Mittlerweile hatten sie das Tor erreicht. Der riesige Platz war angefüllt mit Pferden und zweirädrigen, von Ochsen gezogenen Karren, Menschen liefen und schrien durcheinander, Soldaten ritten umher und kontrollierten, ob alle marschbereit waren. Beatrice zog ihren warmen, mit weichem Fuchspelz gefütterten Mantel enger um sich. Sie wusste nicht, was sie mehr erschauern ließ, die eisige Kälte, die ihr hier auf dem Platz entgegenschlug, oder die Vorstellung von der Macht, die in diesem walnussgroßen Stück Edelstein wohnte, das in einem kleinen Lederbeutel um ihren Hals hing. Sollte die Legende recht haben und tatsächlich viele Bruchstücke des Auges der Fatima existieren, und sollte es wirklich gelingen, diese Teile irgendwann in ferner Zukunft alle wieder zusammenzufügen – was würde dann geschehen? Welche unvorstellbare Macht würde das vollständige Auge besitzen? Und wer würde diese Macht auf welche Art nutzen? Der Traum vom Frieden zwischen den Muslimen und den anderen Parteien im Nahen Osten war schön. Aber die Erfahrung zeigte, dass die Menschen dazu nicht fähig waren. Und daran konnte sicherlich auch der Stein der Fatima nichts ändern.

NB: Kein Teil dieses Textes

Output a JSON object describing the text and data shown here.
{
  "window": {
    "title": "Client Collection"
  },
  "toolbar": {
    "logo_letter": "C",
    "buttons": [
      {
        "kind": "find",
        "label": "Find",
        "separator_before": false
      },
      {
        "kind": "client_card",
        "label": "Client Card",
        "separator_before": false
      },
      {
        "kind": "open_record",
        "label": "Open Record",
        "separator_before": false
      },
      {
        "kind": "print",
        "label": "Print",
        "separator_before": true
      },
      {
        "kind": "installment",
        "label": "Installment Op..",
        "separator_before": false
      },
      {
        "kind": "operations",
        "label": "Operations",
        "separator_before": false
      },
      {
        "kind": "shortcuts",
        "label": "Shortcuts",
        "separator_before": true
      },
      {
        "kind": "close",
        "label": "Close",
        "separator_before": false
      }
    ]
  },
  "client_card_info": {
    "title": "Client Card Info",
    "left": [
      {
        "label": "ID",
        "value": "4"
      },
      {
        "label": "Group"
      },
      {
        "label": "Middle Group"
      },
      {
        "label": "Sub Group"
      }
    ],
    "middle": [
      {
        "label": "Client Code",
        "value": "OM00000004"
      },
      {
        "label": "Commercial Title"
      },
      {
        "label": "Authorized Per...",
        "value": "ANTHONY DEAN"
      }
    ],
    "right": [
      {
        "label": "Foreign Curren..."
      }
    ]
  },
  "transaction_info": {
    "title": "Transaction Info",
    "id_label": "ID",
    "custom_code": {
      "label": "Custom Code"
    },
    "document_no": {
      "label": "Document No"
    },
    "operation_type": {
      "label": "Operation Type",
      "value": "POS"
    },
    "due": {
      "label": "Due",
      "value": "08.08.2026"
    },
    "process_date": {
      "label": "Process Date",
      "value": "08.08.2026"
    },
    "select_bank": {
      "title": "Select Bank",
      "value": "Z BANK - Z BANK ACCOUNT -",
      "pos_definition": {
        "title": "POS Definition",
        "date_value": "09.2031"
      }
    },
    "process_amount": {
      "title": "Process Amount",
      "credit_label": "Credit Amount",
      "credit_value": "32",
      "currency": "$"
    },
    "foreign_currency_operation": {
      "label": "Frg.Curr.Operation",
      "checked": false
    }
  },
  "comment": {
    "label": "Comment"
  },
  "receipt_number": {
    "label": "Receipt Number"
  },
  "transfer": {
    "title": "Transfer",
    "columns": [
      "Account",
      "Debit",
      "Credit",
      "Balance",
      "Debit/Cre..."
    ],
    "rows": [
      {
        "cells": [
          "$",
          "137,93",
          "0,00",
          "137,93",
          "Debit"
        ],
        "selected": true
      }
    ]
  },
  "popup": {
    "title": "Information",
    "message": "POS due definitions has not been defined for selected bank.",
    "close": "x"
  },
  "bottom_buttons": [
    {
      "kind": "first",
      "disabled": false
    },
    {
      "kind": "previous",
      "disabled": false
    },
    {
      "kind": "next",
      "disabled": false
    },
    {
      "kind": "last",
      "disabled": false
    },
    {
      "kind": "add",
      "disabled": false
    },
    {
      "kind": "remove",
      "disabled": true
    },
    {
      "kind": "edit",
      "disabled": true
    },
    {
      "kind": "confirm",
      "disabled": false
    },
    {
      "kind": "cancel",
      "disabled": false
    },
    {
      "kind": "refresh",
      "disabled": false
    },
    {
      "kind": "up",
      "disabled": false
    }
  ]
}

»Dort drüben stehen unsere Pferde«, sagte Maffeo und riss Beatrice aus ihren Gedanken. »Kannst du reiten, oder möchtest du lieber in einem der Wagen mit Ming oder den anderen Frauen mitfahren? Oder soll ich dir eine Sänfte besorgen?«
Die Vorstellung, mit vielen anderen zusammengepfercht auf einem holprigen Karren zu sitzen – womöglich noch Ming direkt neben sich –, war Beatrice ein Gräuel. Sie wollte allein sein und nachdenken. Stoff genug hatte sie dafür. In einer Sänfte wäre sie zwar allein, aber schon der Gedanke an das sanfte, nie enden wollende Geschaukel verursachte ihr Übelkeit.
»Ich möchte reiten«, antwortete sie. »Und sollte es mich zu sehr anstrengen, habe ich ja immer noch die Möglichkeit, auf einen der Wagen umzusteigen.«
Maffeo nickte, führte Beatrice zu einer kleinen lebhaften Fuchsstute und half ihr in den Sattel. Dieser hatte eine erstaunlich hohe Lehne und machte nicht nur einen ungewohnten, fremdartigen, sondern auch unbequemen Eindruck.
Da werde ich heute Abend wohl heftige Rückenschmerzen haben, dachte Beatrice und rutschte auf dem Pferderücken hin und her, um eine Position zu finden, in der sie die Sattellehne nicht so deutlich im Kreuz spürte.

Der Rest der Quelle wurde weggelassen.